There's more bad news for the HTC One. A court in the Netherlands has ruled that the newest HTC flagship phone uses technology that's dependent on parts that were invented by Nokia and are manufactured exclusively for Nokia, the BBC reported April 23.
Consequently, STMicroelectronics, which sells the parts, won't be able to sell them to anyone but Nokia until March 1, 2014.
According to the report, HTC said that it will "immediately" begin looking for alternative parts.
"HTC has no license or authorization from Nokia to use these microphones or the Nokia technologies from which they have been developed," Nokia said in a statement.
It added that the injunction made by the court prevents STMicro from selling the special microphones anywhere, not just in the Netherlands.
"In its marketing materials, HTC claims that its HDR microphone is a key feature for the HTC One, but it is Nokia technology, developed exclusively for use in Nokia products," Nokia continued.
STMicro—which would see sales significantly diminished were it to sell the parts only to struggling Nokia and not HTC, which launched the One as a flagship device intended for 185 operators around the world—intends to appeal the ruling, it told the BBC in a statement.
It also intends to help HTC find an alternative solution.
HTC introduced the One in February, at a New York City event.
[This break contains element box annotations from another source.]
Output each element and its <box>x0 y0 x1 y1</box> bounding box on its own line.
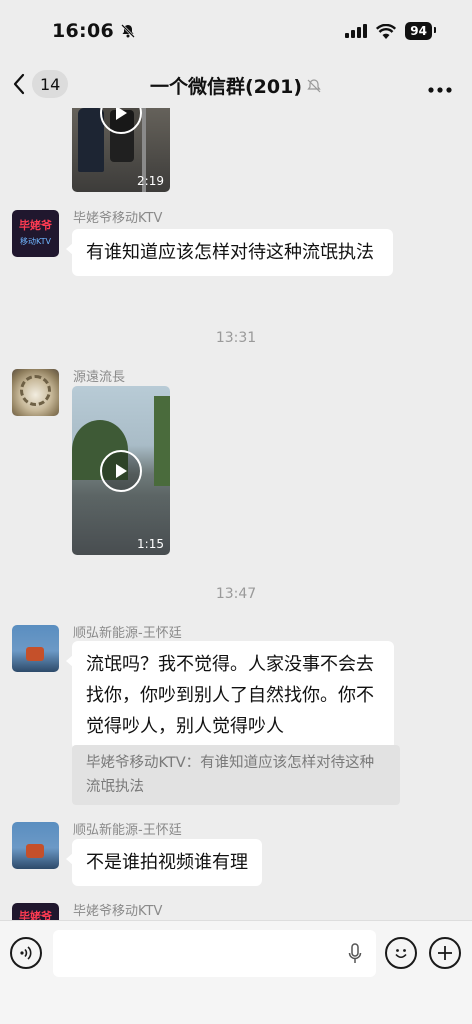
quoted-message[interactable]: 毕姥爷移动KTV：有谁知道应该怎样对待这种流氓执法 <box>72 745 400 805</box>
chat-header: 14 一个微信群(201) <box>0 62 472 108</box>
emoji-icon <box>395 949 407 959</box>
avatar-boat <box>26 647 44 661</box>
group-name: 一个微信群(201) <box>149 76 303 98</box>
play-icon <box>116 463 127 478</box>
voice-toggle-button[interactable] <box>10 937 42 969</box>
avatar[interactable] <box>12 822 59 869</box>
avatar[interactable] <box>12 625 59 672</box>
video-duration: 2:19 <box>137 174 164 188</box>
play-button[interactable] <box>100 449 142 492</box>
avatar-neon-text: 毕姥爷 <box>19 910 52 920</box>
more-button[interactable] <box>428 74 452 99</box>
message-text: 流氓吗？我不觉得。人家没事不会去找你，你吵到别人了自然找你。你不觉得吵人，别人觉… <box>86 654 374 737</box>
text-message[interactable]: 有谁知道应该怎样对待这种流氓执法 <box>66 229 393 276</box>
avatar-pattern <box>20 375 51 406</box>
chat-title: 一个微信群(201) <box>0 72 472 99</box>
mic-icon[interactable] <box>348 943 362 965</box>
status-indicators: 94 <box>345 22 436 40</box>
sender-name: 顺弘新能源-王怀廷 <box>73 823 182 838</box>
timestamp: 13:31 <box>215 330 257 346</box>
input-bar <box>0 920 472 1024</box>
text-message[interactable]: 流氓吗？我不觉得。人家没事不会去找你，你吵到别人了自然找你。你不觉得吵人，别人觉… <box>66 641 394 750</box>
battery-indicator: 94 <box>405 22 436 40</box>
avatar-neon-sub: 移动KTV <box>20 237 51 246</box>
status-time: 16:06 <box>52 20 136 42</box>
message-input[interactable] <box>53 930 376 977</box>
video-message[interactable]: 1:15 <box>72 386 170 555</box>
play-icon <box>116 108 127 120</box>
plus-icon <box>438 946 452 960</box>
avatar[interactable] <box>12 369 59 416</box>
quoted-text: 毕姥爷移动KTV：有谁知道应该怎样对待这种流氓执法 <box>86 755 375 795</box>
more-actions-button[interactable] <box>429 937 461 969</box>
sender-name: 顺弘新能源-王怀廷 <box>73 626 182 641</box>
message-text: 有谁知道应该怎样对待这种流氓执法 <box>86 242 374 263</box>
video-thumbnail-trees <box>154 396 170 486</box>
wifi-icon <box>376 23 397 39</box>
avatar[interactable]: 毕姥爷 <box>12 903 59 920</box>
message-text: 不是谁拍视频谁有理 <box>86 852 248 873</box>
clock-text: 16:06 <box>52 20 114 42</box>
sender-name: 源遠流長 <box>73 370 126 385</box>
play-button[interactable] <box>100 108 142 134</box>
bell-slash-icon <box>121 24 135 38</box>
more-dots-icon <box>428 87 452 93</box>
sender-name: 毕姥爷移动KTV <box>73 211 163 226</box>
muted-bell-icon <box>307 78 321 92</box>
video-duration: 1:15 <box>137 537 164 551</box>
avatar-boat <box>26 844 44 858</box>
signal-icon <box>345 24 368 38</box>
emoji-button[interactable] <box>385 937 417 969</box>
avatar[interactable]: 毕姥爷 移动KTV <box>12 210 59 257</box>
video-message[interactable]: 2:19 <box>72 108 170 192</box>
sender-name: 毕姥爷移动KTV <box>73 904 163 919</box>
avatar-neon-text: 毕姥爷 <box>19 219 52 232</box>
text-message[interactable]: 不是谁拍视频谁有理 <box>66 839 262 886</box>
timestamp: 13:47 <box>215 586 257 602</box>
voice-icon <box>20 946 32 960</box>
status-bar: 16:06 94 <box>0 0 472 62</box>
chat-messages[interactable]: 2:19 毕姥爷 移动KTV 毕姥爷移动KTV 有谁知道应该怎样对待这种流氓执法… <box>0 108 472 920</box>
While it planned a tremendous launch to more than 80 global regions, it quickly ran into a supply-side problem, after the One's unique camera proved trickier and more time-consuming to produce than expected.
While its fiscal 2013 should have marked a turnaround for the phone maker, HTC instead posted its lowest profits since it began reporting them in 2004.
In an April 14 research note, according to TechWorld, J.P. Morgan Securities analyst Alvin Kwock told investors that HTC's supply issues had been addressed, and the firm expects HTC One shipments to rise from March's 300,000 units, to 1.2 million units in April and 2 million units in May.
On April 19 the One became available through AT&T, Sprint, Best Buy, Radio Shack, Walmart, Target, Amazon, Costco, Car Toys, Sam's Club, HSN.com and the HTC Website.
T-Mobile also began offering the One online that day, and will have it in stores April 24.
Cincinnati Bell will also offer the One in the United States. In Canada, Rogers, Bell, Telus and Virgin Mobile have all agreed to back it.
"A new, exciting approach to the smartphone is needed, and with the new HTC One, we have re-imagined the mobile experience from the ground up to reflect this new reality," HTC CEO Peter Chou said in a Feb. 19 statement, introducing the One.
In its statement, Nokia said that the case was just the latest effort to end HTC's "unauthorized use of Nokia's inventions."
It continued, "More than 40 Nokia patents have been asserted against HTC in Germany, the U.S. and the U.K. ... Once again, Nokia calls on HTC to compete using its own innovations and to stop copying from Nokia."